There's a slight nudge from Logan's shoulder against Toru's, directing him to walk for where the doors are, leaving the white cotton smock behind. The unbroken fingers of his hand clenching light to the fabric of Toru's coat at his back as they move, other hand bringing up his cigarette to pull from before he's pitching it down towards the ground, crushing it out with the edge of his shoe in a smear of ash. It's almost as difficult to let go as it is to initiate any kind of contact.
So very weird.
"Out've the city a bit. A way's enough, you can sleep." As much as Logan is superstitious and, if he had it is his way, he'd demand Toru never sleep again, just in case. Irrationality is crushed down, however, hand going out to open the greenhouse door, pushing it forward for Toru with a glance up and down. Not to discredit Mu-Qian's work, but, he can't help but keep checking— "Happy Halloween," he adds, with a twist of a facetious smile.

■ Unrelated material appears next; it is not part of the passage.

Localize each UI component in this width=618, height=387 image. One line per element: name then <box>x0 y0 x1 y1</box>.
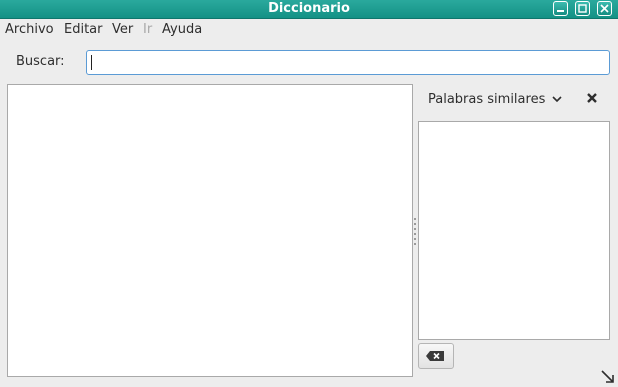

Once they get outside the greenhouse, Toru's steps shift into a more rapid pace, due primarily to suddenly cold ground at his feet. He doesn't run to the car at all, but at least the fact that he's moving at more than a snail's gait might help assuage Logan's fears. See, he's just as he should be. Pretty much. In any case, he sort of jogs in place, bouncing from one foot to another until they actually get to the car; he's inside and in the back seat in a pretty brisk motion.
Wait. "— Wait. Halloween? Fucking seriously? Jesus." That's almost funny, but he doesn't laugh at it, though his tone may be a bit more jovial than it had been. Once comfortable, though still upright, in the back, he sets to rubbing his feet, getting some more warmth into them. Tempting to ask where he'd been for the last several days, but not quite sure he wants to know the answer. The truth of the matter would likely be upsetting, at the very least.
At the very least, such information can wait. Sliding into the car, as designer and European as the rest of Logan's belongings, he glances in the rear view mirror at Toru. Hey, he has a reflection. So he can't be a vampire. That's definitely a benefit. Starting up the engine. "Him too," he adds, at that exclamation about Our Lord, before the car is pulling out of the drive way, away from the very lovely mansion and its acres of front lawn, out through black iron gates.